By increasing the % area of pigmentation, the Kleresca® treatment highlighted the SL spots to be targeted by the QS‐ruby laser. The complete mechanism for the emergence or darkening of underlying pigmented areas following the Kleresca® treatment has not been fully elucidated. However, since the pigment can become visible during a treatment session of only 9 minutes, it is clear that this is an immediate and transient pigmentation response acting on melanin already present in the skin, as opposed to inducing new melanin synthesis. Further, it differs from damage associated UV‐induced hyperpigmentation.

Only one single session of the laser treatment was required to ablate the visible SL lesions.

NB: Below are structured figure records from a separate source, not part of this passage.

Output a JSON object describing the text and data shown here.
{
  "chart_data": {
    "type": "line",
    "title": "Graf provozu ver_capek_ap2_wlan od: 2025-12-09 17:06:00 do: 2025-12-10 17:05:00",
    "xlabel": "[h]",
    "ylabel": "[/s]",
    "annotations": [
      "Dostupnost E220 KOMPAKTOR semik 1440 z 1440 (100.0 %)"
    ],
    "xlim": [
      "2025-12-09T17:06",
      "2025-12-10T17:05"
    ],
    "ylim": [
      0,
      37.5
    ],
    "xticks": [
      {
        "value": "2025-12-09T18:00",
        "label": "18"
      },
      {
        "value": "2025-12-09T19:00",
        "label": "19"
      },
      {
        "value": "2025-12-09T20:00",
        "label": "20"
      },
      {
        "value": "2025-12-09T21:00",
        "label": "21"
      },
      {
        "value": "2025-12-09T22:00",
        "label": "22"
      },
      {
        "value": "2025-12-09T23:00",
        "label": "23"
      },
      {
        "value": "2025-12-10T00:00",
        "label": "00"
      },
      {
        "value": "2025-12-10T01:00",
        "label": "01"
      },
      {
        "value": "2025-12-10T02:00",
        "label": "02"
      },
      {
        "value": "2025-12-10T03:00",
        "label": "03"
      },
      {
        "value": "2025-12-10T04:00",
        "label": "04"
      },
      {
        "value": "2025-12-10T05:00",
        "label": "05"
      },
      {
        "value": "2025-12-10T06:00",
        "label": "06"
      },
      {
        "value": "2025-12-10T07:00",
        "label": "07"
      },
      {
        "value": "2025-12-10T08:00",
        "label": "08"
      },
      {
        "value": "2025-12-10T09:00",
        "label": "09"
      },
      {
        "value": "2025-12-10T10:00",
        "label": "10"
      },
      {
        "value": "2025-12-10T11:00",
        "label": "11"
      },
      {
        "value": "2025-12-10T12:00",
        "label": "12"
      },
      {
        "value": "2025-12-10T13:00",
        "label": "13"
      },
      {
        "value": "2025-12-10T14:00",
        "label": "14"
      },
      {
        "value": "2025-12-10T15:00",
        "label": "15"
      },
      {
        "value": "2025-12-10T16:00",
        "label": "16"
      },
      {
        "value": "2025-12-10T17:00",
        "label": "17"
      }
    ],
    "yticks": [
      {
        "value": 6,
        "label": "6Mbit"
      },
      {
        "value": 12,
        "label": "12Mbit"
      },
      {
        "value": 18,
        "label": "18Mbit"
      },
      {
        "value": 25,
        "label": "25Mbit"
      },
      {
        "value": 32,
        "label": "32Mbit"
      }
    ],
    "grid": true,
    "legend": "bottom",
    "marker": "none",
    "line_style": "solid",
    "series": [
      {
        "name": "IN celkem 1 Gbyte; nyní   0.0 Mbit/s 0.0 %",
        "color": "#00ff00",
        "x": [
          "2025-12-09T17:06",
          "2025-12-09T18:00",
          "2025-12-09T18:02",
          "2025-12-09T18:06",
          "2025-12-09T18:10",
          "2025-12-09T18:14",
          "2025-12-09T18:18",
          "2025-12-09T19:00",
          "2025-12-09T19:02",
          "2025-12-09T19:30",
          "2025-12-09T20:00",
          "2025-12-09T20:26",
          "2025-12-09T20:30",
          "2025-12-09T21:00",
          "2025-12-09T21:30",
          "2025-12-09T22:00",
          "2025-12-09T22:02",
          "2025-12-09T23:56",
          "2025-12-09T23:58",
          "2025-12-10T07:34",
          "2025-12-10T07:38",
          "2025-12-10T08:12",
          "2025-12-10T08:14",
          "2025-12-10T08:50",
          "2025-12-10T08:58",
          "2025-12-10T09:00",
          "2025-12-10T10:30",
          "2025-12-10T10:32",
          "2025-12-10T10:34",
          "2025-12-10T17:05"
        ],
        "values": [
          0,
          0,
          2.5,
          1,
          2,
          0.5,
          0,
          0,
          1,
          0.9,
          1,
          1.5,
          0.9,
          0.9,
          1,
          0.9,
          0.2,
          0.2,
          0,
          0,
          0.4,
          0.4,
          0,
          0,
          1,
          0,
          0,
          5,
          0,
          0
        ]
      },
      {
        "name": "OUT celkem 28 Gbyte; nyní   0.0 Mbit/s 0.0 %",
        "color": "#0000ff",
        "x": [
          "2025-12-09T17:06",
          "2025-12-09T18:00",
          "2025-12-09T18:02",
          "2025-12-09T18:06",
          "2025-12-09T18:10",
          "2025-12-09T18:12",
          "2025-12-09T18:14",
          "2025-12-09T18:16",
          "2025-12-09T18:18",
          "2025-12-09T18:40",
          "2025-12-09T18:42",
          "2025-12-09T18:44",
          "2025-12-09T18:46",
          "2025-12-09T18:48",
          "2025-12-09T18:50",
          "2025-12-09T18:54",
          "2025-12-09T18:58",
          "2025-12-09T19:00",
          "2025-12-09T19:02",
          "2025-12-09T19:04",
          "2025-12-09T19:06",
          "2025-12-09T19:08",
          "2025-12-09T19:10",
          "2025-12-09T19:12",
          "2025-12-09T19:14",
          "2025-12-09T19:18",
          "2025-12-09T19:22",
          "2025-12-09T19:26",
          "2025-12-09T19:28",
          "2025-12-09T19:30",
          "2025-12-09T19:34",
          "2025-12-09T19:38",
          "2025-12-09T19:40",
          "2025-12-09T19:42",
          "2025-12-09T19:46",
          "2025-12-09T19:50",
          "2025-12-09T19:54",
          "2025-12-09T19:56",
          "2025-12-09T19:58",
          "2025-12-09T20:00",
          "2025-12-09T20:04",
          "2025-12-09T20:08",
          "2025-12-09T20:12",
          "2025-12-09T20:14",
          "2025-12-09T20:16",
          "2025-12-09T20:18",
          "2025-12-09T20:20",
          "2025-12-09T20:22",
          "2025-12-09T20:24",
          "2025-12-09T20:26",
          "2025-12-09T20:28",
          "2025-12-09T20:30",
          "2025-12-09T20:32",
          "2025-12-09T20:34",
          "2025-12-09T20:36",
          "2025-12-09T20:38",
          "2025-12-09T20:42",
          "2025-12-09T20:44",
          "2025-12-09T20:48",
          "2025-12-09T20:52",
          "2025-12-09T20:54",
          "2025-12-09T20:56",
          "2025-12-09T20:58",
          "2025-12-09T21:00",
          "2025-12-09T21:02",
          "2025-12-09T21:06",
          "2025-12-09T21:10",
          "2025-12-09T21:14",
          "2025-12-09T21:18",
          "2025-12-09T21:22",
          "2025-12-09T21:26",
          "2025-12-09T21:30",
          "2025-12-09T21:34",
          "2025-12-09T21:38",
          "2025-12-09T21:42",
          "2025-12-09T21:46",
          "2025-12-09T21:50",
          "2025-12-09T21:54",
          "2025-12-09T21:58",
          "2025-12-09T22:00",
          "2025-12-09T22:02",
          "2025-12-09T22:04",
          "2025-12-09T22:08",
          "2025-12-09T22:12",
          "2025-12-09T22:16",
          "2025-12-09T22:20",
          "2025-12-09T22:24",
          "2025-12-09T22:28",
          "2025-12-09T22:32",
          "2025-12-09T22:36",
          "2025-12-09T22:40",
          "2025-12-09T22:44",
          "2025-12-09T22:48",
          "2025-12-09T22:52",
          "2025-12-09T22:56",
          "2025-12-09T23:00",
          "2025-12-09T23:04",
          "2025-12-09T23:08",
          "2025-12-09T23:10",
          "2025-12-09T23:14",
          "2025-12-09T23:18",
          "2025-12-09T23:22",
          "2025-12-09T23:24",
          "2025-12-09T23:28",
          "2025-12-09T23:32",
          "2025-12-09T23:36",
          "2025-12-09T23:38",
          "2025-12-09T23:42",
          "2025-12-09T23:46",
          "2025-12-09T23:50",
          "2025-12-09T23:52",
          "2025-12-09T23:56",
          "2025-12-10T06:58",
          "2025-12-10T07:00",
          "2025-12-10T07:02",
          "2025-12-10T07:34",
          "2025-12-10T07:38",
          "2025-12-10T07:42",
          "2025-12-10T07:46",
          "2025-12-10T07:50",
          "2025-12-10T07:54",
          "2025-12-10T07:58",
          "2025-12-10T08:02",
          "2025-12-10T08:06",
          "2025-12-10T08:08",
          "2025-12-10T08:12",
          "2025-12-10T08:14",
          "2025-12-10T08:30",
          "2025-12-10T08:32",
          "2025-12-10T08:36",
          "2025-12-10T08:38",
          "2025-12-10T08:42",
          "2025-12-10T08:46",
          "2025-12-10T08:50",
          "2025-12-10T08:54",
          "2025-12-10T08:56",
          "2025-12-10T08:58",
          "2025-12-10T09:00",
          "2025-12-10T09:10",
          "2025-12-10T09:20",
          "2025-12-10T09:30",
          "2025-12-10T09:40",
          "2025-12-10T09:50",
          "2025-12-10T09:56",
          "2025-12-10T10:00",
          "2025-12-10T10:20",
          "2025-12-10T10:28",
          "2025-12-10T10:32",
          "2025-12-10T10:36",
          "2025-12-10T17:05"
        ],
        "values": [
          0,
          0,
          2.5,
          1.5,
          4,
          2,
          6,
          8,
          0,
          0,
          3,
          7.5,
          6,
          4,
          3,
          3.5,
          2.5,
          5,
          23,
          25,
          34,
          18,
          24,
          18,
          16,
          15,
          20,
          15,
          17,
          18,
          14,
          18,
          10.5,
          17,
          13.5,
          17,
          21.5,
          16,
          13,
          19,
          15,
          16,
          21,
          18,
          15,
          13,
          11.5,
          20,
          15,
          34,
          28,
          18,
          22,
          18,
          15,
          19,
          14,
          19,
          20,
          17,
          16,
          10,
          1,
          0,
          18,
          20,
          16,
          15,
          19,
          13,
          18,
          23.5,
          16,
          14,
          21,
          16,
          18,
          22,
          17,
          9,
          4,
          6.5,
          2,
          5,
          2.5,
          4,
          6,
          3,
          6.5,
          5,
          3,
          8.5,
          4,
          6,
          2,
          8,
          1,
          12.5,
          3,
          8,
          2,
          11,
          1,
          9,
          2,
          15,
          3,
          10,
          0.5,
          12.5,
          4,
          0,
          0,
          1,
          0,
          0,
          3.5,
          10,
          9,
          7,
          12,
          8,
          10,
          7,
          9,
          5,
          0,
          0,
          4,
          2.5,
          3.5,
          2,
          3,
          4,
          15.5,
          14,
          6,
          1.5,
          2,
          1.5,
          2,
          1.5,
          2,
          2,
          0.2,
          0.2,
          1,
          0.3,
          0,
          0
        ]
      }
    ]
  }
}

Hence, the treatment essentially prepared the skin by activating the skin cells and intensified the key areas to be targeted with the QS‐ruby laser as well as enhancing its efficacy.

Since laser fluence, power and pulse duration are key determinants of the efficacy of laser treatment for SL,1 the use of Kleresca® before typically invasive laser therapies, may reduce the number of laser sessions required, reduce the fluency, while enhancing their efficacy, leading to an overall reduction in down time and common associated side effects of common laser treatments required.

To conclude, the Kleresca® treatment activated the skin cells to successfully intensify all SL areas to be targeted by the laser treatment. Only one laser session was required to successfully target and ablate the lesions. Kleresca® pre–post treatment is a useful adjunct therapy preparing the skin before and rejuvenating the skin after more invasive therapies, favoring a fast recovery, and enhancing the overall esthetic results.

CONFLICTS OF INTEREST

MCE. Nielsen and DE are employees of FB Dermatology Ltd/Kleresca®.